The Vineyard Hotel

The lush gardens of Cape Town’s Vineyard Hotel were designed by Ann Sutton from the early 1980s onwards and comprise seven acres of landscaped parkland, offering guests a chance to escape into a secluded green oasis, surrounded by an amazing array of plants, flowers and trees that change each season. ‘The Vineyard is known for its garden, which is one of the striking features of the hotel and an enduring attraction for visitors. Yet very few people realise that it has been very consciously designed,’ says David Gibbs.


The Petousis family purchased the Vineyard Hotel in 1980 and Sutton was commissioned in 1983 to develop the gardens alongside the renovation and expansion of the hotel. The Liesbeek River runs through the property, so Sutton worked with what was already there in nature, taking note of where the water flows and designing around that. ‘The ponds near the Japanese garden with their irregular geometries are very exemplary of her work,’ says Gibbs. She also designed a number of beautiful water features using brick and stone, which add to the tranquil ambience, as do the stepping stones in the river and several meditative spaces that have been subtly integrated into the forested areas near the riverbank.

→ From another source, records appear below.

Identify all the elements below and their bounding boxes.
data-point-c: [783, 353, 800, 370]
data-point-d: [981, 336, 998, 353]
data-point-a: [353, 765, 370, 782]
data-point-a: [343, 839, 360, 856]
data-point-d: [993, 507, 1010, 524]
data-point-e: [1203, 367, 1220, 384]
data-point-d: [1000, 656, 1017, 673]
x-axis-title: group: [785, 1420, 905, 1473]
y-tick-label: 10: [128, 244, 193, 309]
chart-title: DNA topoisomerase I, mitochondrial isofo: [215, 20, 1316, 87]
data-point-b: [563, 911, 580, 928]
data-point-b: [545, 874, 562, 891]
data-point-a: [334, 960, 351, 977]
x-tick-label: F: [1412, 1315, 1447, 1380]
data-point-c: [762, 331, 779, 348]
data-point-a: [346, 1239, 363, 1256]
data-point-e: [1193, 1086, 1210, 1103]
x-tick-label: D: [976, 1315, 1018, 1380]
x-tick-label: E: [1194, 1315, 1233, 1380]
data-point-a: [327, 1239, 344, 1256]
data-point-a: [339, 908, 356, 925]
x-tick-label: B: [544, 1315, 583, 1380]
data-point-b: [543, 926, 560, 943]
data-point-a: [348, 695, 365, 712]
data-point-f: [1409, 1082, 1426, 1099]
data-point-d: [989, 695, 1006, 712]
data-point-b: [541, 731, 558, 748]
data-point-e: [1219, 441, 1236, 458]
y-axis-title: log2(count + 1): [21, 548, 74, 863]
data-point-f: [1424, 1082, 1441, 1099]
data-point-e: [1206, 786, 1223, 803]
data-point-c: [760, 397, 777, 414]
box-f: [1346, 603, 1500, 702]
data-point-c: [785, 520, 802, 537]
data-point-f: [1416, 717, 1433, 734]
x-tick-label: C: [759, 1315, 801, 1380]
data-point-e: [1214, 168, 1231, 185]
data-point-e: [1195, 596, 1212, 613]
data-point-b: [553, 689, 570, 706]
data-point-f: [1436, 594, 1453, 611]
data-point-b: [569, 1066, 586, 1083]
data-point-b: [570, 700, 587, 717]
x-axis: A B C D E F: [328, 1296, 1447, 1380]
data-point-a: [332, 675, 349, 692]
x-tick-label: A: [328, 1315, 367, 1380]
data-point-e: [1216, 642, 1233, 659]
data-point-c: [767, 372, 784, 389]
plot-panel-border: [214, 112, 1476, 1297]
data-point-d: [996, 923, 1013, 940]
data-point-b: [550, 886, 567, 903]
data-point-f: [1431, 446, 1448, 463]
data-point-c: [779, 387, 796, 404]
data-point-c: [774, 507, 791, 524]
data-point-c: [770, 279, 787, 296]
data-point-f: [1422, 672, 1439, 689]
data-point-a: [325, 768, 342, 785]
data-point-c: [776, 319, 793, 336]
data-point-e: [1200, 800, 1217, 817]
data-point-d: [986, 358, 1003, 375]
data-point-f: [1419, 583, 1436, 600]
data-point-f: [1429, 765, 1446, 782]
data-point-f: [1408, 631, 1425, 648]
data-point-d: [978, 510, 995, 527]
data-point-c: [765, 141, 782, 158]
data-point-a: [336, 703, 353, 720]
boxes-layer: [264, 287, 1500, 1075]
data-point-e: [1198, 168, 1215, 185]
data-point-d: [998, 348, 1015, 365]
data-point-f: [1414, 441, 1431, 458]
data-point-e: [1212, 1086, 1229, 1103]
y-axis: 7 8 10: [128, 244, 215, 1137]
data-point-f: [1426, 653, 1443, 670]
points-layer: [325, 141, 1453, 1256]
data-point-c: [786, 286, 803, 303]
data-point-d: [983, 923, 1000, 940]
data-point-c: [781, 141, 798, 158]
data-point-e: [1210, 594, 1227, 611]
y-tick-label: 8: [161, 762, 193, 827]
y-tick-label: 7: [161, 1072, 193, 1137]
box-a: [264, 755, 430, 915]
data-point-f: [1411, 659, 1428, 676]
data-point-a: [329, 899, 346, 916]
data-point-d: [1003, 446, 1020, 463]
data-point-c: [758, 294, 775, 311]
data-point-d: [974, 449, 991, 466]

‘You’ll notice that she didn’t do the kind of mass planting, which you see today, where there are these blocks of a single species,’ observes Gibbs. ‘She combined different species for more diversity in the plant life.’ The large, natural rocks scattered throughout the gardens were collected from across the peninsula by the hotel’s late owner, Francois Petousis, who had a passion for geology.


The project has spanned several decades and continues to unfold out of Sutton’s originating vision. ‘Early photographs show that it was really just lawn and then this concrete channel where the Liesbeek flowed through the property. If you look at the ‘before and after’ pictures and walk around the property, you realise it’s a complete transformation. She introduced the indigenous riparian vegetation to stabilise the riverbank and help filter the water. It’s was all about selecting the correct plant for the correct micro-climate to perform the correct ecological function,’ says Gibbs.


Ann also insisted on planting a little vineyard at the Vineyard Hotel, which seems to have lacked such a feature since the days of Lady Anne Barnard! Now Ann’s vines are almost mature enough to produce fruit for wine-making. The project has been responsive, so every time the hotel has built a new wing or, say, introduced the conference centre, the landscape has had to adapt and be shaped around it. But there has always been a broad master plan, which includes the river and the views of the mountain, so the additions have been integrated holistically as they unfold.

In 2005, additions to the architecture and landscaping won an Award of Commendation from the Cape Institute of Architecture. The brief to Sutton and resident horticulturalist Chris van Zyl was to redesign the garden area around the swimming pool complex. This included the café, indoor pool, gymnasium and the new Angsana Spa and riverside suites. The design philosophy was to provide quietness, privacy and a unique experience for those using the swimming pool and spa complexes as well as introducing visitors to the richness of the Cape’s indigenous flora.


The herb garden, constructed on top of the extended underground parking garage, forms a green barrier between the gymnasium and the riverside suites, and provides an access point to the rest of the gardens. Guests can wander through it and experience the different perfumes, colours and textures while the garden also provides the hotel restaurants with seasonal herbs. Half of the garden is in shade most of the day so different species of mint are mainly grown, while the rest is in blazing hot sun all day, allowing a wider variety of herbs such as chives, garlic chives, lemon grass and various thymes to be planted.


‘Sitting at the hotel’s outdoor café, you’re not aware that you’re in a city,’ muses Gibbs. ‘The idea of the garden extends all the way to the mountain and beyond. You get a sense of this vastness that has been created.’